Senior Reporter
Trucking Industry Disputes Revenue Projections for Rhode Island’s Truck-Only Tolling
Rhode Island House Republican minority leader Patricia Morgan and trucking industry leaders are disputing state Department of Transportation revenue projections for the truck-only tolling RhodeWorks program slated to be in place in 2018.
“The RhodeWorks bill is irresponsible,” Morgan said in a statement. “Effectively, out of the projected $42 million annual toll charges, only $7,397,500 or less than 17% will be available to repair bridges. Eighty-three percent will evaporate in avoidable costs.”
Morgan and Rhode Island Trucking Association President Chris Maxwell claim that state DOT officials have “propped up” projected revenues by not including such obligations as $25 million in debt retirement, nearly $9 million in reduced taxes and registration fees and other “costs and leakage” from the DOT budget.
As a result, last month Morgan unveiled legislation intended to undo the truck-only toll law that’s backed by the governor but opposed by state and national trucking associations, including American Trucking Associations.
Morgan’s measure includes a repeal of the law that imposes tolls on large commercial trucks. Morgan referred to RhodeWorks as an “irresponsible” measure that “should never have passed.”
Maxwell said his association continues to call for increases in the diesel fuel tax as well as registration fees that would bring in more revenue than the truck-only tolling plan.

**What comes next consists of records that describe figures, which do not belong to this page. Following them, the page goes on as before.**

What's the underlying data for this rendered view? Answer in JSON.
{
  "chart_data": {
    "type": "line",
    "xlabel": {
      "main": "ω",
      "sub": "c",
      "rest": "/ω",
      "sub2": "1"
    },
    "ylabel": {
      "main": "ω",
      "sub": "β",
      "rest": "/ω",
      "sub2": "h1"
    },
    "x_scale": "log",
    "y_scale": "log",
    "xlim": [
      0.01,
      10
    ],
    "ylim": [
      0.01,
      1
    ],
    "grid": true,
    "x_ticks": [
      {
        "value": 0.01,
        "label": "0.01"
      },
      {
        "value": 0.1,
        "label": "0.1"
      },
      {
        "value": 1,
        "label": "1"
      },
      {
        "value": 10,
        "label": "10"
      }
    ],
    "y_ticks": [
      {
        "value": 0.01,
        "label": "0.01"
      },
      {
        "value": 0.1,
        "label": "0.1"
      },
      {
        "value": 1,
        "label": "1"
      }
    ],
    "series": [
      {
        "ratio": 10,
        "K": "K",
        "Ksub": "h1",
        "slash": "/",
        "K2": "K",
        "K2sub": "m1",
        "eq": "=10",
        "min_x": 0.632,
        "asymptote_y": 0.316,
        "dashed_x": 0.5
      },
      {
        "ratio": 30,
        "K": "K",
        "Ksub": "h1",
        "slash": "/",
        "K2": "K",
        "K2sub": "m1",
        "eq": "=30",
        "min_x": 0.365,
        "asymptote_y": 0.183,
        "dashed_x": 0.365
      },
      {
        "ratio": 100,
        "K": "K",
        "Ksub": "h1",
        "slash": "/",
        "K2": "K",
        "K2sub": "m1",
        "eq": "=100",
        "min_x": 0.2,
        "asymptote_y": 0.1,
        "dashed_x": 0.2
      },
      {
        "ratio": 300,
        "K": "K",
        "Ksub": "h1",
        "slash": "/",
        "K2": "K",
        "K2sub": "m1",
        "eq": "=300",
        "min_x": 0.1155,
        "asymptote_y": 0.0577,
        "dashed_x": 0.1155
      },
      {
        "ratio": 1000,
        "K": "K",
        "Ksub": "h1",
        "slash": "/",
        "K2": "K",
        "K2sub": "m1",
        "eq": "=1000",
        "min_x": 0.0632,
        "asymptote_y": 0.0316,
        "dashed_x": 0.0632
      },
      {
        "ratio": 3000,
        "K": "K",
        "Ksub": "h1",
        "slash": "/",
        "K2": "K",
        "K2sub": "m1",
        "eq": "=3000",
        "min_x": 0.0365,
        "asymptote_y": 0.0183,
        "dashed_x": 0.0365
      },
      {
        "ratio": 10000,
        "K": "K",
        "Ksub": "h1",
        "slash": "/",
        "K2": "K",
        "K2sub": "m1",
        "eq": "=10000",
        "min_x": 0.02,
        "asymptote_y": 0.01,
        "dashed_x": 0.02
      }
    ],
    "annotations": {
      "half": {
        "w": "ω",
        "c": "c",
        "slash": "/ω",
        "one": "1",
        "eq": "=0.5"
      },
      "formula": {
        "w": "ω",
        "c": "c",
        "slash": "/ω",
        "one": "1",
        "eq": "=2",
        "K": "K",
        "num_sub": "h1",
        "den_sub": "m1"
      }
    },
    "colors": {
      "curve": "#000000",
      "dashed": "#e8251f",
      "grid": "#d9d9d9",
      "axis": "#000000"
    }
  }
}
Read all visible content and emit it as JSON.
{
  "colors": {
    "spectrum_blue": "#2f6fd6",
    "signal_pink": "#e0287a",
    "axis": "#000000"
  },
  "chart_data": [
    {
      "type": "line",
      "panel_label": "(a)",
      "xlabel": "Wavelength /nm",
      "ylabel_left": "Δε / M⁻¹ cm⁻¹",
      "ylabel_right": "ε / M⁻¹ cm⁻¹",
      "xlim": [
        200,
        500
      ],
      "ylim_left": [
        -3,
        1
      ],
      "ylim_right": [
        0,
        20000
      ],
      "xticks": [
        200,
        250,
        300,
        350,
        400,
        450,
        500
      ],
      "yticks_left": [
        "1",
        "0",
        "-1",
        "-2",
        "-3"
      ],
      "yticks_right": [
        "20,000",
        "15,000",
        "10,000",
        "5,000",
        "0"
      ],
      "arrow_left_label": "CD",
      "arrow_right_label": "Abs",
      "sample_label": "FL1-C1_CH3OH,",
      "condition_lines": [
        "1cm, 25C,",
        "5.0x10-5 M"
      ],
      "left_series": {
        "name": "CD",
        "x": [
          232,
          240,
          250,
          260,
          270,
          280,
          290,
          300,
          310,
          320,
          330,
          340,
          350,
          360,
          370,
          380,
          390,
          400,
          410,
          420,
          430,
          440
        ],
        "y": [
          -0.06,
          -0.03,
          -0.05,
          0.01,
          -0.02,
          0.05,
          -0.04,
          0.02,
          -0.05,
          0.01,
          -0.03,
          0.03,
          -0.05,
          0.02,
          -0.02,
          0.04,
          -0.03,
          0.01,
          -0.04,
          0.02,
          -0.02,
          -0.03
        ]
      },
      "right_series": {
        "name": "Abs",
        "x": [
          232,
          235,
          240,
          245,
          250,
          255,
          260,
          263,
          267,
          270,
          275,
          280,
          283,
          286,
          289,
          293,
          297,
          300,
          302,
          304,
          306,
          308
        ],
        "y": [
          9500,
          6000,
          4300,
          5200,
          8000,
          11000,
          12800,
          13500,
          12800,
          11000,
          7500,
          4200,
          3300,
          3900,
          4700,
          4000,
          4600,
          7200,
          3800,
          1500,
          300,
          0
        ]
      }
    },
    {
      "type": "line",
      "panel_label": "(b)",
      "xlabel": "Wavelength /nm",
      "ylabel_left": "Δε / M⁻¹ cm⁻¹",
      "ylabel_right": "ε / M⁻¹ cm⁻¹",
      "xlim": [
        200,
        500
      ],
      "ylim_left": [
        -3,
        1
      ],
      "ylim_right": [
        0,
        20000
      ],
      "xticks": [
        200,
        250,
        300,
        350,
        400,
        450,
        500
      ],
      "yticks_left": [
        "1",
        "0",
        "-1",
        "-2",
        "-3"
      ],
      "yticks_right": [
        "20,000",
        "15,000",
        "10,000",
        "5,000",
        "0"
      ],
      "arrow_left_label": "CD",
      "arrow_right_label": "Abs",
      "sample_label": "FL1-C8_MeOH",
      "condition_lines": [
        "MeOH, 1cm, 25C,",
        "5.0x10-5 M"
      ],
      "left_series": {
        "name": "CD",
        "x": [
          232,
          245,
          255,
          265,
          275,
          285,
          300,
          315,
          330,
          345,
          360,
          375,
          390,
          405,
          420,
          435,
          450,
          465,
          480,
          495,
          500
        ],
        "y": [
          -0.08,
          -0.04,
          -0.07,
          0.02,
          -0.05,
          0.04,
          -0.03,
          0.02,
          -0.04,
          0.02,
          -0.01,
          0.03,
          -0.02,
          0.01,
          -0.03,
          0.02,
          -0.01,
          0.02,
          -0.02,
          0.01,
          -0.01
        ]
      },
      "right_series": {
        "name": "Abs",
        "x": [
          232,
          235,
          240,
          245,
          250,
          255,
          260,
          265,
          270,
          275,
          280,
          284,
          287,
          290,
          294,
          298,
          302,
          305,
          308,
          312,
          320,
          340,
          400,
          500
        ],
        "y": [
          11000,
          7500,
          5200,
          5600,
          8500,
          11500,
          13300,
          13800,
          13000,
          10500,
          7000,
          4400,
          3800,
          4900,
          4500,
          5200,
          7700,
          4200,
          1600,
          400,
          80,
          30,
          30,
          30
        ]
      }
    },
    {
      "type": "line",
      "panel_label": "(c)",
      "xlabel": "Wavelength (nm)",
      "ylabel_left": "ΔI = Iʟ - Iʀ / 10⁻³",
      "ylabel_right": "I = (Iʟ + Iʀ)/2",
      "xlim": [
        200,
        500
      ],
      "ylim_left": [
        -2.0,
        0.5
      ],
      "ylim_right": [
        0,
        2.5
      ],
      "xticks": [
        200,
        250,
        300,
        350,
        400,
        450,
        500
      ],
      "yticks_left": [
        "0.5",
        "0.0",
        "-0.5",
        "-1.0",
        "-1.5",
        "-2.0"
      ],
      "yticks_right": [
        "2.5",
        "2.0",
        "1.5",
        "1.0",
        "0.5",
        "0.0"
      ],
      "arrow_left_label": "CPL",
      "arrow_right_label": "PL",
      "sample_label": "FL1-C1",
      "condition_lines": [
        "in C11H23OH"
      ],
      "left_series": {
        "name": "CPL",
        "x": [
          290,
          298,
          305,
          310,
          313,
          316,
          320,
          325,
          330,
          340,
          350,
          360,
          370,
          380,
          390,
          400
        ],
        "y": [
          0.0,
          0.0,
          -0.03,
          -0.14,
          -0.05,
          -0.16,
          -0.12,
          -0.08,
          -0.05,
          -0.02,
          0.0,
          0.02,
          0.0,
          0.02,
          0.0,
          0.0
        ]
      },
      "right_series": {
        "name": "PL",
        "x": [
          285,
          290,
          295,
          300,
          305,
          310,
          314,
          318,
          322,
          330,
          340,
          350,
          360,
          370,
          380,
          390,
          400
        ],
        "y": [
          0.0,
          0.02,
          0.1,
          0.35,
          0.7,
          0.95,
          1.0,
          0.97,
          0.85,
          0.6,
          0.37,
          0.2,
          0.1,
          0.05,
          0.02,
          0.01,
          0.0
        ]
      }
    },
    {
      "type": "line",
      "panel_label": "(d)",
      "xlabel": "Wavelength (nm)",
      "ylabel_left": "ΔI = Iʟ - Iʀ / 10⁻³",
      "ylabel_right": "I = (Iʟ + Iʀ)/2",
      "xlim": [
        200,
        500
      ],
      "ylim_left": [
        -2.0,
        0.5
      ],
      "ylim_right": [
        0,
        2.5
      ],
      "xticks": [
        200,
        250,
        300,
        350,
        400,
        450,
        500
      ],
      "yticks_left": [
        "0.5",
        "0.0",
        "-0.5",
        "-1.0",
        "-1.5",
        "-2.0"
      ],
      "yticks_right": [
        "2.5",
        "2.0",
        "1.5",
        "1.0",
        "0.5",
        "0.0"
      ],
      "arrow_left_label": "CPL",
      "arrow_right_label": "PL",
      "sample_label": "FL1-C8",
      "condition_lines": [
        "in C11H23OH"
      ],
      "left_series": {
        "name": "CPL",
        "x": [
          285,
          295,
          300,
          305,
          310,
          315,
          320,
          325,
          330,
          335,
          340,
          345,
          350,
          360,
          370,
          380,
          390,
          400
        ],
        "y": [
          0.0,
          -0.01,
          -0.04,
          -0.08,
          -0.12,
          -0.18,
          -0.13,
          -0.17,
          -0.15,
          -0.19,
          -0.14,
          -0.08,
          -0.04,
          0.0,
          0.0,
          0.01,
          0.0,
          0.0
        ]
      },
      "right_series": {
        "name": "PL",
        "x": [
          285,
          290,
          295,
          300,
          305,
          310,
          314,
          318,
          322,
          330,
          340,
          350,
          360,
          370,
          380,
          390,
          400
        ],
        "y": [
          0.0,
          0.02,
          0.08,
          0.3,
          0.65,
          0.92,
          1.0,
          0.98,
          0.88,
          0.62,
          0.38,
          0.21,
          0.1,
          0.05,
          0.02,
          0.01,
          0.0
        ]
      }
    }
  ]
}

Maxwell also has challenged the DOT’s schedule of bridge repairs, calling for the immediate formation of an independent oversight committee to review bridge inspection information related to RhodeWorks.
He said a case in point is more than $5 million in repairs for the Oxford Street Bridge in Providence, a structure that is not in need of rehabilitation.
“The Oxford Street Bridge has a 72% sufficiency rating, which means it’s in very good shape,” Maxwell said. “We have very serious concerns as to why RIDOT selected this location to spend our industry’s toll money and our taxpayer’s limited funds to essentially replace a structure that is in good condition while other bridges in our state are crumbling.”
“The only reason they’re doing this is to justify the placement of a truck-toll gantry in a highly traveled cash-rich area,” Maxwell told Transport Topics. “In other words, they are manipulating their selection of bridge replacement to justify the most lucrative location for truck tolls.”
The statements by Morgan and Maxwell brought immediate reaction from RIDOT.
“Let me be completely clear: We have a level-three traffic study conducted by outside experts that shows we will gross conservatively $45 million from our tolling program,” RIDOT Director Peter Alviti said in a May 24 statement. “We also have established the actual operation and maintenance costs that are in the contract with the company that will operate and maintain the tolling system.”
Costs associated with debt service have nothing to do with tolling, and to include them would be like considering the cost of plowing snow in relation to tolls, Alviti said.
The current superstructure condition of the Oxford Street Bridge is rated No. 5 by the Federal Highway Administration as confirmed in its bridge inspection reports, RIDOT said.
A rating of 4 will put the bridge into the structurally deficient category, which means it is dangerous and much more expensive to repair, RIDOT said. By preventing that decline, RIDOT will save millions of dollars and keep 163,000 cars that use the bridge safe, according to the agency.
But ATA President Chris Spear said the Rhode Island tolling plan attempts to “turn our trucks into rolling ATMs.”
“The onus is now on the Rhode Island Legislature to correct this ill-conceived plan,” Spear said recently. “ATA will take whatever steps are necessary to prevent these proposed tolls on overpasses, including litigation.”